This invention relates to a pattern transfer apparatus for transferring onto a wafer a pattern for the manufacture of semiconductor circuit devices such as integrated circuits (ICs), large scaled integrated circuits (LSIs), very large scaled integrated circuits (VLSIs), etc. More particularly, the invention relates to a pattern transfer apparatus for transferring a pattern onto a wafer, having a temperature control system for obtaining alignment between a pattern which has already been transferred onto the wafer and a pattern which is to be transferred onto the wafer.
In general, manufacture of semiconductor devices such as ICs, LSIs, VLSIs, etc. involves repeated pattern projection and transfer steps, for a single wafer, for projecting and transferring different circuit patterns formed on different masks. In order to ensure improved capacities of semiconductor devices and higher throughputs, it is a critical factor to obtain a highly accurate alignment between the pattern of a mask which is to be transferred onto the wafer at the current transfer step with the pattern of another mask which has already been transferred onto the same wafer during the preceding transfer step.
Techniques for obtaining accurate alignment have already been proposed, e.g. as disclosed in Japanese Patent Application Laid-Open Nos. 56-112732 published Sept. 5, 1981, b 57-136325 published Aug. 23, 1982, U.S. Pat. Nos. 4,202,623 issued May 13, 1980, and 4,256,829 issued Mar. 17, 1981. According to these techniques, misalignment between a pattern of a mask which is to be transferred onto a wafer in the current transfer step and a pattern of another mask which has been transferred onto the same wafer in the preceding transfer step is corrected by controlling the temperature of the wafer so that it is thermally expanded or contracted. The temperature of the wafer can be controlled by controlling the temperature of a wafer chuck holding the wafer at the pattern transfer position while maintaining the flatness of the wafer.
The inventor of the present invention has found some inconveniences involved in such techniques.
First, a relatively long stand-by time is required until the temperature of the wafer carried on the wafer chuck reaches a desired temperature. In case of a 5-inch wafer, a stand-by time of approx. 6 sec. is necessary. Such stand-by time is useless and decreases the throughput which is one of the most important properties of the semiconductor circuit manufacturing transfer apparatus. This is a particularly serious problem in the case of a recently developed needlepoint-surface chuck. This type of wafer chuck has a chuck surface which is formed with a multiplicity of needlepoints in order to minimize the area of contact with the wafer to remove any effect of foreign particles adhered on the back surface of the wafer.
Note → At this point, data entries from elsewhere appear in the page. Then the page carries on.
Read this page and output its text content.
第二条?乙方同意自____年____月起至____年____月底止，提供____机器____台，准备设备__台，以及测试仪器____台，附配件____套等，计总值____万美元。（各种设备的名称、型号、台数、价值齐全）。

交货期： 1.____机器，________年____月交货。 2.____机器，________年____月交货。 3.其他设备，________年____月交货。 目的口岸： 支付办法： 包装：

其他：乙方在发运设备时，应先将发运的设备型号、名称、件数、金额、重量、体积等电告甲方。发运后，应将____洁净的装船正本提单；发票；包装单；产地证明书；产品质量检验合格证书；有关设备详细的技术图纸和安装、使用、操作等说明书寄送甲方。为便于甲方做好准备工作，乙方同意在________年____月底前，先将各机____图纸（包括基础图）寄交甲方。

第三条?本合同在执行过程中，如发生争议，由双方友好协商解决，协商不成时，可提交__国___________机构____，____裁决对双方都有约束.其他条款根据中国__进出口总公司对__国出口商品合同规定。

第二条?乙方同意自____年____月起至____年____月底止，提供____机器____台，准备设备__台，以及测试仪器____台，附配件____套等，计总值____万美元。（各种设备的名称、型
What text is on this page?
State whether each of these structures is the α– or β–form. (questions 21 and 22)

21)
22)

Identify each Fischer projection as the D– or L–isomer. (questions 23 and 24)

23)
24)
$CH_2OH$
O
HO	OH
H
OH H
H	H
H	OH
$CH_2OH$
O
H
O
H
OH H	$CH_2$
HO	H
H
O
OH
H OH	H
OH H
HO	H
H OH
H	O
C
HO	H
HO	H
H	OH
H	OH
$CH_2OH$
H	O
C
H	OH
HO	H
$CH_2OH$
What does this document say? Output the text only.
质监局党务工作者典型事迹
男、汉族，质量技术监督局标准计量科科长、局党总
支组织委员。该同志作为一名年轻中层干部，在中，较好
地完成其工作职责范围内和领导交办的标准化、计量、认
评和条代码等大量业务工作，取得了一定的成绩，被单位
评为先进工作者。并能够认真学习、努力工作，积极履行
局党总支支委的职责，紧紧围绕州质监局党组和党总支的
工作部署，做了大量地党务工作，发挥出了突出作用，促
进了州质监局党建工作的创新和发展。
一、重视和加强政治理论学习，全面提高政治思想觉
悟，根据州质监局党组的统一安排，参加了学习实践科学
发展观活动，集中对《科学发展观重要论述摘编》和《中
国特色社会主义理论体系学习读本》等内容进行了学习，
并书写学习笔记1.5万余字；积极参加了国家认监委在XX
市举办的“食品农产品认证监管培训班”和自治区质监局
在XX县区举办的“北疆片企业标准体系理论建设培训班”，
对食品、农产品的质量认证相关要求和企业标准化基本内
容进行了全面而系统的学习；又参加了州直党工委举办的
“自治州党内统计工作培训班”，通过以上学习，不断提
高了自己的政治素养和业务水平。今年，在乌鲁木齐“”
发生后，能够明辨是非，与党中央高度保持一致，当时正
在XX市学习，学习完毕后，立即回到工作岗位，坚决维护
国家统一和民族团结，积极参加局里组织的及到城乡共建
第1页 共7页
If such type of wafer chuck is used, it requires a stand-by time which is three or more times as long as that required in ordinary wafer chucks. This results in substantial decrease in the throughput.
Second, when the wafers, each having a temperature which is different from that of the temperature-controlled wafer chuck, are sequentially fed to the wafer chuck, there occurs on the wafer chuck a heat loss of an amount corresponding to the number of the wafers. Usually, in the transfer apparatus, fifty or more wafers per one hour are fed to the wafer chuck. In view of this, it is not so easy to compensate for the heat loss caused by the wafers, to maintain a constant temperature of the wafer chuck.